I cant find 0.030 latex here, but tbg I can find easily, so I will be trying a few sets.


----------



## treefork (Feb 1, 2010)

TBG was also designed for exercise band and not specifically for slingshots .


----------



## skropi (Mar 22, 2018)

treefork said:


> TBG was also designed for exercise band and not specifically for slingshots .


Oh, I know, but the main argument in favour of the Chinese latex, is that the Chinese are making it specifically for our use. I believe that precise does indeed make it specifically for slingshots though.


----------



## skropi (Mar 22, 2018)

Treefork, I forgot to ask, how much life are you getting out of the 0.7 and 0.75 sumeike?


----------



## urbanshooter (Aug 23, 2017)

skropi said:


> treefork said:
> 
> 
> > TBG was also designed for exercise band and not specifically for slingshots .
> ...


As much as we would hope for it, bands are not likely to be made by manufacturers that are exclusive start-ups for slingshots.

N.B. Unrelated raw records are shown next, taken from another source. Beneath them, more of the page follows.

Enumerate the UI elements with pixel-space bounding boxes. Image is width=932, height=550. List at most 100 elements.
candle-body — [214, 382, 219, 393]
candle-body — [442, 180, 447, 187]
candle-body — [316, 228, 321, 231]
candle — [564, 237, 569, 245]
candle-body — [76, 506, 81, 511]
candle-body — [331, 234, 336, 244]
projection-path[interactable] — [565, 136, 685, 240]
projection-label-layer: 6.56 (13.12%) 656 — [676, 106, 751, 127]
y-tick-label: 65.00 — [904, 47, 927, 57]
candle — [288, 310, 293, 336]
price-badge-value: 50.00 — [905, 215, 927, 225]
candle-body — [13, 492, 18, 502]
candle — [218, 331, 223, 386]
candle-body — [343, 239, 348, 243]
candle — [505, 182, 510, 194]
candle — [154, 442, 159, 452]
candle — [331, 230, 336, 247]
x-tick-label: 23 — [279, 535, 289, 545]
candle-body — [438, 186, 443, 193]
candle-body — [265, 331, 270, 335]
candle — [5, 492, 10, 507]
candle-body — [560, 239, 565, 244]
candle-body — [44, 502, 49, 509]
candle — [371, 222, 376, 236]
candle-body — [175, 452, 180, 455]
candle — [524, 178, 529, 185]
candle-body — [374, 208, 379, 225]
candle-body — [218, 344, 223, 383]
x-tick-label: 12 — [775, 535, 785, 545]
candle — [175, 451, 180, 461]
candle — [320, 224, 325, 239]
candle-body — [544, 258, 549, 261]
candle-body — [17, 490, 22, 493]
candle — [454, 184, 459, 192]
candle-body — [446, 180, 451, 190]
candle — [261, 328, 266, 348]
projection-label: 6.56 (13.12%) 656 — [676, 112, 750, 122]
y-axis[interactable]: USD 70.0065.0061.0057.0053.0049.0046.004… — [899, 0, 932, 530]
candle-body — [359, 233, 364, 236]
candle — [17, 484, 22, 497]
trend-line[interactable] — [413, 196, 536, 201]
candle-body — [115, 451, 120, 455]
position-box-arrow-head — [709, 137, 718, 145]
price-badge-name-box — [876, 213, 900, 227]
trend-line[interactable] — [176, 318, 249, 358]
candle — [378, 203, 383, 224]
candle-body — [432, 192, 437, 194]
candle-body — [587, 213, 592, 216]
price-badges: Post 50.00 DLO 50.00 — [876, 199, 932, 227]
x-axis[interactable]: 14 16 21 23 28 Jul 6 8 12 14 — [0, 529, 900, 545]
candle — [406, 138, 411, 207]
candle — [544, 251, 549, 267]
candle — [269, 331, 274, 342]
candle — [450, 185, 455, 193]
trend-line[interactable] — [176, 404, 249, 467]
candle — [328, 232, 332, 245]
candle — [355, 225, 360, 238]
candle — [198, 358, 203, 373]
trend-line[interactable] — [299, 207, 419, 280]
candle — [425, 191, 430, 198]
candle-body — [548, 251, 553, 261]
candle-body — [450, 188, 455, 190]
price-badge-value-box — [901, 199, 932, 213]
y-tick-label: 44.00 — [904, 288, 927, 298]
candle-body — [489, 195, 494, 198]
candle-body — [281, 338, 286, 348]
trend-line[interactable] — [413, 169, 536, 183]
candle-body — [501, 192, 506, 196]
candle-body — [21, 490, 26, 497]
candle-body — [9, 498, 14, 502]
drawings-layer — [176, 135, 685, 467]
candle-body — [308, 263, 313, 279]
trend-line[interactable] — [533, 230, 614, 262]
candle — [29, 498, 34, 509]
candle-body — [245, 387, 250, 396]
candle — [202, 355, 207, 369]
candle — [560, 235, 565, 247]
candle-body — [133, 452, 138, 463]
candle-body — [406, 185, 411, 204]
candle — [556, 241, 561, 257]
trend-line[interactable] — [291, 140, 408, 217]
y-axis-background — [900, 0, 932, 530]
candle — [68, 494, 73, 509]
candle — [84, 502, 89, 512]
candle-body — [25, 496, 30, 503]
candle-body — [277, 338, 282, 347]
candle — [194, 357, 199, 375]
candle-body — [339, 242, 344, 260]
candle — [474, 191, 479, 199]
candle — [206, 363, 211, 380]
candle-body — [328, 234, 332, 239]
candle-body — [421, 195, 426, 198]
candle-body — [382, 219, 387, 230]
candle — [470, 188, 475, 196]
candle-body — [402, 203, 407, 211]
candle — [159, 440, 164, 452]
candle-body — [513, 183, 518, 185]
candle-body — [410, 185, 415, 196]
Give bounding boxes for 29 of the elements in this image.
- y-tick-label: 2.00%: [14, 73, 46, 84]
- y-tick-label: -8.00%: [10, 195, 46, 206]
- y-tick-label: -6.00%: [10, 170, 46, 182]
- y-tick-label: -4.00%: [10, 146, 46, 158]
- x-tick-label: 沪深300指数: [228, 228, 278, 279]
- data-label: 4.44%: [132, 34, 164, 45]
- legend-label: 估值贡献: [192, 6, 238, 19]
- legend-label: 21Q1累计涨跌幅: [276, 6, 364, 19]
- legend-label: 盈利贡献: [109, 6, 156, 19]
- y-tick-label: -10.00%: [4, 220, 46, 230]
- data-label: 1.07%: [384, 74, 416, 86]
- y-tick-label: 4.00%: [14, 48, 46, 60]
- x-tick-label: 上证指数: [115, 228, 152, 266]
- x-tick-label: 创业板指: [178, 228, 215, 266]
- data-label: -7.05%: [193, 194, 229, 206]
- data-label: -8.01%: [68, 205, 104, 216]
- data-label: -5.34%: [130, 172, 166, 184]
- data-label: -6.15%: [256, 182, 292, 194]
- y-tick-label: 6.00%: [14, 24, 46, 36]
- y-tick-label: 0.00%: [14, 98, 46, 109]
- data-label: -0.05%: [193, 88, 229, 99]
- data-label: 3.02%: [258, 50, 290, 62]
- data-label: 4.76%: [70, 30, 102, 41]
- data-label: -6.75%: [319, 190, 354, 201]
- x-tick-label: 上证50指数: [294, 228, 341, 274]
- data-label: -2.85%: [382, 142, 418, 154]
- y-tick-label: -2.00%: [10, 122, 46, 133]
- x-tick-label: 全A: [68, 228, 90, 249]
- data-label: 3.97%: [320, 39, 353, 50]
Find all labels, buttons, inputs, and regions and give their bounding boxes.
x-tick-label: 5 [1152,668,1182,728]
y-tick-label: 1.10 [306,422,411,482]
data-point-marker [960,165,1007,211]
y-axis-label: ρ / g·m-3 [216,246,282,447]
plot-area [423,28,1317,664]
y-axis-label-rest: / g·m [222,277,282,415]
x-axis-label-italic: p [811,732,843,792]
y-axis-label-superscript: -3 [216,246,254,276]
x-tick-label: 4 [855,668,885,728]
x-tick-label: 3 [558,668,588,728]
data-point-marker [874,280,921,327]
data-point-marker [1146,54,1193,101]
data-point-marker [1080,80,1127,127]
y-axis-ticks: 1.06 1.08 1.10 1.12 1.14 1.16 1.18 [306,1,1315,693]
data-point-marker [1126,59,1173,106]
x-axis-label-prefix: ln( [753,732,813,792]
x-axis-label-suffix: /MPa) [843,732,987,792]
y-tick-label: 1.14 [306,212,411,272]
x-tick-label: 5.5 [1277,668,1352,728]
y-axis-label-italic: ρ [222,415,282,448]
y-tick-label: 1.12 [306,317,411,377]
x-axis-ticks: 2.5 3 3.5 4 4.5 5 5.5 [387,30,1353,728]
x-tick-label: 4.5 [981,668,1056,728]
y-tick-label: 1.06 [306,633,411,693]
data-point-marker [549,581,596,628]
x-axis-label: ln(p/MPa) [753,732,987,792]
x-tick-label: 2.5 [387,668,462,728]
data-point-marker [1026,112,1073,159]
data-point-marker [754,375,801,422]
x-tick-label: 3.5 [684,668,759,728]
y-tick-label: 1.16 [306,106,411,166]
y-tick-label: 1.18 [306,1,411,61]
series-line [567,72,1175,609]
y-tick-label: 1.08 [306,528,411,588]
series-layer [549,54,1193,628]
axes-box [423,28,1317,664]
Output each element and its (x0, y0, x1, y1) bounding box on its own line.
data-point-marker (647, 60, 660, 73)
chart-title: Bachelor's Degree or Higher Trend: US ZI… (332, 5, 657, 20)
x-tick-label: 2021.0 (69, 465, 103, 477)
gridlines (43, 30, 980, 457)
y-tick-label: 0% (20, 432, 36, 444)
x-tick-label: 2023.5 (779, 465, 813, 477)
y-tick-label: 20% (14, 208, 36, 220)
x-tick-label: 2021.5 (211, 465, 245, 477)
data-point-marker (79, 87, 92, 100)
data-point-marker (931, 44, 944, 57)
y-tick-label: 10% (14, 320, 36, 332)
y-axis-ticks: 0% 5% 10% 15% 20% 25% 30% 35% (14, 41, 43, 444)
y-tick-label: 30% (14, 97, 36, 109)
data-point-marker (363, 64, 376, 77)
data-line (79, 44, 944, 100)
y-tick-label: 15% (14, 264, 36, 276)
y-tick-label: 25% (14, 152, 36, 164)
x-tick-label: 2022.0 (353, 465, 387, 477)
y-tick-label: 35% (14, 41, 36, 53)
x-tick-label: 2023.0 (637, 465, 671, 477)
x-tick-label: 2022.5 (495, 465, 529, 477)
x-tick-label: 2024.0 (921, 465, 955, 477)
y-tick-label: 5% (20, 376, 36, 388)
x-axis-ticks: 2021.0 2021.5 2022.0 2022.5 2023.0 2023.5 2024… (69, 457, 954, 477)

Bands such as Precise or Sumeike are more likely OEM and made by manufacturers who would probably usually focus on exercise elastic.

The so called elastic for slingshots are simply branded and probably tweaked according to a B2B customer's specifications. Also we shouldn't assume only one manfacturer as a B2B client can engage multiple manufacturers to produce OEM for their brand.

It shouldn't surprise us that Sumeike is also an exercise band. Having said that, it shouldn't surprise us either if quality varies from batch to batch.

Every elastic we use is probably repurposed to some extent. I think Pebbleshooter summarised it well, we shoot what is available. We should just look for a stable reliable source at a price point that is acceptable to us and just enjoy it however long it lasts.


----------



## skropi (Mar 22, 2018)

Had a test drive with gzk 0.72, I don't have a complete opinion yet, just took 2-3 shots to check draw weight. Well, they are very smooth, they remind me a lot of tbg in smoothness. 
Further tests will reveal the truth! 
Oh, having decent pouches helps a ton too! I can't put down the warrior roo pouches I got, and the bigger, Apache made of calfskin is also very nice!


----------



## skropi (Mar 22, 2018)

Had a test drive with gzk 0.72, I don't have a complete opinion yet, just took 2-3 shots to check draw weight. Well, they are very smooth, they remind me a lot of tbg in smoothness. 
Further tests will reveal the truth! 
Oh, having decent pouches helps a ton too! I can't put down the warrior roo pouches I got, and the bigger, Apache made of calfskin is also very nice!


----------



## Aza (May 22, 2019)

I use Sumeike all the time. It may have originally been designed as an exercise band but that's all theraband is, an exercise band. Sumeike hits way harder than theraband gold and performs a lot better. The only thing I use theraband for is to tie my bands with. It's slow, weak and the new formula is garbage


----------